GG Art. 14; Thüringer Tierkörperbeseitigungsgesetz (ThürTierKBG) vom 3. Dezember 1992 (GVBl. S. 566) § 7

 

Verfahrensgang

Thüringer OLG (Urteil vom 04.07.1995)

LG Erfurt

 

Tenor

Die Revision der Klägerin gegen das Urteil des Thüringer Oberlandesgerichts – 3. Zivilsenat – in Jena vom 4. Juli 1995 wird zurückgewiesen.

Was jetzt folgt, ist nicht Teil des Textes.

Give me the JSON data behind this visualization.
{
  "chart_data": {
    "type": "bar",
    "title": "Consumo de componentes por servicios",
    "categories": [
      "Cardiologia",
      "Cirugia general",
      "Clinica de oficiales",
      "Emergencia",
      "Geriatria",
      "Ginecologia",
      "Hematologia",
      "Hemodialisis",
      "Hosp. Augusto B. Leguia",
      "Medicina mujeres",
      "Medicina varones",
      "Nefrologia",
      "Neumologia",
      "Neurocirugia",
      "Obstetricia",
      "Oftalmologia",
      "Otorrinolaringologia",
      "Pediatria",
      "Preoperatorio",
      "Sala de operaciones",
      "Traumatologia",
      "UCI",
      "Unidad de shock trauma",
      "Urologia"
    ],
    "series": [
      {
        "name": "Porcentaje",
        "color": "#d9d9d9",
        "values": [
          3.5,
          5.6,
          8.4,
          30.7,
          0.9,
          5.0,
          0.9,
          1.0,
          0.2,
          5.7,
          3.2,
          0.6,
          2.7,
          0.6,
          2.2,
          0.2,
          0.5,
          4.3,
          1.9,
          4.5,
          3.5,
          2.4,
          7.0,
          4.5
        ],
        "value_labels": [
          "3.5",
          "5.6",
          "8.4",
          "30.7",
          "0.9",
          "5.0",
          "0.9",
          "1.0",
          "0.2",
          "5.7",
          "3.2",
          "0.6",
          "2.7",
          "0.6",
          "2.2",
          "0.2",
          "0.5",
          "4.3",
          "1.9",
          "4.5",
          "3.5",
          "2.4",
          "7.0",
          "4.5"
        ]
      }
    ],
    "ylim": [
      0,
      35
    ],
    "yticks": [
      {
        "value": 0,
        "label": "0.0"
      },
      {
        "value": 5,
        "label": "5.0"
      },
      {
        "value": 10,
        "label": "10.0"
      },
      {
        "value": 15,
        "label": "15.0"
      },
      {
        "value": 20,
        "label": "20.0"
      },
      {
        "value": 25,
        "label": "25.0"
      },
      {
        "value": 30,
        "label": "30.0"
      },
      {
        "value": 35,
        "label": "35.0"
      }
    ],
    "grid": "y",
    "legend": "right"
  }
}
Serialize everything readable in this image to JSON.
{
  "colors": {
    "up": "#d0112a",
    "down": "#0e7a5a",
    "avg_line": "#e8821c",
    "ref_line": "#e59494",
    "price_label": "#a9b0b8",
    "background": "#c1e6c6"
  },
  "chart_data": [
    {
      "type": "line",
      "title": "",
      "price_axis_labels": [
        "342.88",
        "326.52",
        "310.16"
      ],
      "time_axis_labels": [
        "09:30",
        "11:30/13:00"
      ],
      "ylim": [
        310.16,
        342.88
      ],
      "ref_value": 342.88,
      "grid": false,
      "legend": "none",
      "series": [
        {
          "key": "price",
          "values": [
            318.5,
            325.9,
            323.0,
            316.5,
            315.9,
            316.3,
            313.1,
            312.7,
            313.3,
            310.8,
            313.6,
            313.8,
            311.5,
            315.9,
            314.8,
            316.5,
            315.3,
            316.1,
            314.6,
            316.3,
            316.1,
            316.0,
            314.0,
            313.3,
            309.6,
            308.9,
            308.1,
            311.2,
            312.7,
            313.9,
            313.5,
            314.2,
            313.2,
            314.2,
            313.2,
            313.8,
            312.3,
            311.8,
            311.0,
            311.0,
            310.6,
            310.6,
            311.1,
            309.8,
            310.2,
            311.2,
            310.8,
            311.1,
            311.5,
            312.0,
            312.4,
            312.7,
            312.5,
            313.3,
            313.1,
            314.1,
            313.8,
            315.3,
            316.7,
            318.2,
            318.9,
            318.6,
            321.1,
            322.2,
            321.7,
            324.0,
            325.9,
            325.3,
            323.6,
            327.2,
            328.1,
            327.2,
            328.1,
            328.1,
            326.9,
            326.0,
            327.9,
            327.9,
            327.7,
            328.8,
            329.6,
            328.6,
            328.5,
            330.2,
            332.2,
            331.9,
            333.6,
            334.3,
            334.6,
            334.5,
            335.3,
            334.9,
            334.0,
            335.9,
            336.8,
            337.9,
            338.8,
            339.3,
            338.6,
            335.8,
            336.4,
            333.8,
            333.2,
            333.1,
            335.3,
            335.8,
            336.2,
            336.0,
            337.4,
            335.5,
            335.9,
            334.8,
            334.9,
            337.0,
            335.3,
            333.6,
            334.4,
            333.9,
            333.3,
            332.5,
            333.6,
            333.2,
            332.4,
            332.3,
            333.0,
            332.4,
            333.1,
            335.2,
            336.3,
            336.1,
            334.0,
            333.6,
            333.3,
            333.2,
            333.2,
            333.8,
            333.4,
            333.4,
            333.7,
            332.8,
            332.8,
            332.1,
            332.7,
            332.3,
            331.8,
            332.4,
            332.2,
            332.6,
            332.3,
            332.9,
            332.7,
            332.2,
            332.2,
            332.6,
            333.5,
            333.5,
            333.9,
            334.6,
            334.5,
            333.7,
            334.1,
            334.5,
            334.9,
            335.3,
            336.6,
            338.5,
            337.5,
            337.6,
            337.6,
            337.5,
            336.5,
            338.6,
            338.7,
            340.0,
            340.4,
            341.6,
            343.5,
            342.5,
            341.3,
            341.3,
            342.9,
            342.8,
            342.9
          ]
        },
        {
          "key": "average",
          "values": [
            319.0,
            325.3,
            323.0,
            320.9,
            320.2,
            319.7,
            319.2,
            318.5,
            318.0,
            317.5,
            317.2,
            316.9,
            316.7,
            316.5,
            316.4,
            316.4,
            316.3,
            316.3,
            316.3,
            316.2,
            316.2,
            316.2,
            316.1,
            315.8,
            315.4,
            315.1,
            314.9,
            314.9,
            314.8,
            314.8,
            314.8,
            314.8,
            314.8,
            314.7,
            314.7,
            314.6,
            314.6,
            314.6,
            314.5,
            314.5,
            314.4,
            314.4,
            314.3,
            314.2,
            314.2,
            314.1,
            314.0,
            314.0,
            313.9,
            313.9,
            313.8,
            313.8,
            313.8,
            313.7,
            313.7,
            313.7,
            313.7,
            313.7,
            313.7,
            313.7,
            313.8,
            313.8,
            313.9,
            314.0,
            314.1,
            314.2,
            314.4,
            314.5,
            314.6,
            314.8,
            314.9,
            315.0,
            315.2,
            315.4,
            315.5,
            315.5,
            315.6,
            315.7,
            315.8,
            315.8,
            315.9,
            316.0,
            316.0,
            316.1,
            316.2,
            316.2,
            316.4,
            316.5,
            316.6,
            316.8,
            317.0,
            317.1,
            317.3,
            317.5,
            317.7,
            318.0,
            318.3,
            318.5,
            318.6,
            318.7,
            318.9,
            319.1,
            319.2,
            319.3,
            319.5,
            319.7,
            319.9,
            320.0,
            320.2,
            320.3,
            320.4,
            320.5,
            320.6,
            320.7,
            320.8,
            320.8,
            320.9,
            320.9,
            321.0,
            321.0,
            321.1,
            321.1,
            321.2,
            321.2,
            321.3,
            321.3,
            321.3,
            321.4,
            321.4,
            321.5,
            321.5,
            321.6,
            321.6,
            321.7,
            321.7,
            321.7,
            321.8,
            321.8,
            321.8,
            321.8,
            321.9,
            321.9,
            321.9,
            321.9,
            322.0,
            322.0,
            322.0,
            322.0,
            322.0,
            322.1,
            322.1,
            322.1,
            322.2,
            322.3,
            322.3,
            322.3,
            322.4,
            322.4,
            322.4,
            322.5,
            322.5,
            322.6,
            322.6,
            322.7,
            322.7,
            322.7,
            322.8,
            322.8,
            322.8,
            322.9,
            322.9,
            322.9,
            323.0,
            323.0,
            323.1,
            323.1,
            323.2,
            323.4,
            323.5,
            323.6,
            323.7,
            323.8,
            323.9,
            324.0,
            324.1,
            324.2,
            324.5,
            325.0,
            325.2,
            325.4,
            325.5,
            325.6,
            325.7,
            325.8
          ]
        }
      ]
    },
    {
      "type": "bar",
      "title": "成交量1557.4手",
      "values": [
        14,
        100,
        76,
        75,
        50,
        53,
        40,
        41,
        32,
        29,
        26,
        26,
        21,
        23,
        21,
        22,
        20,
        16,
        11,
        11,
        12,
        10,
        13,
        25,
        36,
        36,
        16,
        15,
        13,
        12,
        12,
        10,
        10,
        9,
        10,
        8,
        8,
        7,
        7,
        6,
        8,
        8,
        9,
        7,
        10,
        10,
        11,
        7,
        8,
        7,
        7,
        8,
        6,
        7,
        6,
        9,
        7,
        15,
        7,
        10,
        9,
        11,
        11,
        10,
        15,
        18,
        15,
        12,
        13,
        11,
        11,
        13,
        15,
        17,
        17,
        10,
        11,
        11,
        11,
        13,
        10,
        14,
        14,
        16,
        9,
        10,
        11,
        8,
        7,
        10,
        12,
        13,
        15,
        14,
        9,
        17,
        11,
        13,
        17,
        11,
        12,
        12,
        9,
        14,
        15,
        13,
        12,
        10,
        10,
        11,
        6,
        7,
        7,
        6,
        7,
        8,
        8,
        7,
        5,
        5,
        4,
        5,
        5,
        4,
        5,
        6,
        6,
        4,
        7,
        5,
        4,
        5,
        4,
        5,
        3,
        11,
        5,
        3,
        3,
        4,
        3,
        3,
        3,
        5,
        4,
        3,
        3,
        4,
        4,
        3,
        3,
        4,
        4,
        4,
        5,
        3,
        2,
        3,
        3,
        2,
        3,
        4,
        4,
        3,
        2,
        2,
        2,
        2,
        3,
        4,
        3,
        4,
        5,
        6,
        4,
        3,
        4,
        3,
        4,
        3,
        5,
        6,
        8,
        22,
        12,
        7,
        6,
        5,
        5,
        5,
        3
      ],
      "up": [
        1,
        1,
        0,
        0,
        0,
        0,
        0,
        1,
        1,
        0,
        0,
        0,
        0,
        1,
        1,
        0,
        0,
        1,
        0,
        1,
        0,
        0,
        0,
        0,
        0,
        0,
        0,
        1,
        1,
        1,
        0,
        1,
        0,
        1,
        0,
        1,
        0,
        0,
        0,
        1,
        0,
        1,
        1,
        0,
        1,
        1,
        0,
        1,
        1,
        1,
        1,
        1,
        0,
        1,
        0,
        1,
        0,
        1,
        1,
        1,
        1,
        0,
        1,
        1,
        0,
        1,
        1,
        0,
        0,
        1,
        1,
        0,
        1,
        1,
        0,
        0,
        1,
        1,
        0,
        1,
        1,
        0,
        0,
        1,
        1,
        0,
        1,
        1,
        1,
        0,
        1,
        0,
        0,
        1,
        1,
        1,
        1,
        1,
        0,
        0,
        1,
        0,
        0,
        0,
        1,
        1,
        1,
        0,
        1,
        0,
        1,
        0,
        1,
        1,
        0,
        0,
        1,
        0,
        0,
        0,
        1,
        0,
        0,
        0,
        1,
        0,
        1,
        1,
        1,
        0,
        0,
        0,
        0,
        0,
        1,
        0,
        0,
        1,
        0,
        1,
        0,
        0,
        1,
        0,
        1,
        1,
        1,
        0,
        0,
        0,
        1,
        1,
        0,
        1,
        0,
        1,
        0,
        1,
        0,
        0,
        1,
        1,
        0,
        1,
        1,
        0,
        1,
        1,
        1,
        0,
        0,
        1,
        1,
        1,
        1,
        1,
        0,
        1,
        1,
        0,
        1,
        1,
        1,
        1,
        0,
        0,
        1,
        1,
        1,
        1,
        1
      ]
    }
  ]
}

Die Klägerin hat die Kosten des Revisionsrechtszuges zu tragen.

Von Rechts wegen

 

Tatbestand

Der Rechtsvorgänger der Klägerin, der volkseigene Betrieb Futtermischwerk C., führte in den Betriebsstätten E. und S. für Teile des heutigen Landes Thüringen die Beseitigung von Tierkörpern durch. Im Zuge des Beitritts der DDR zur Bundesrepublik Deutschland wurde der VEB Futtermischwerk in die Klägerin, eine GmbH, umgewandelt, die die Tierkörperbeseitigung zunächst im bisherigen Umfang weiterbetrieb. Durch die Thüringer Verordnung über die Einzugsbereiche der Tierkörperbeseitigungsanstalten vom 15. März 1993 (GVBl. S. 234) wurde das gesamte Gebiet des Landes Thüringen auf die Tierkörperbeseitigungsanstalten in K. und in Sch. aufgeteilt. Dadurch verloren gemäß § 6 des Thüringer Tierkörperbeseitigungsgesetzes vom 3. Dezember 1992 (GVBl. S. 566) die Betriebe der Klägerin in E. und S. die Eigenschaften als Tierkörperbeseitigungsanstalten. Die Klägerin stellte dementsprechend ab April 1993 die Tierkörperbeseitigung ein.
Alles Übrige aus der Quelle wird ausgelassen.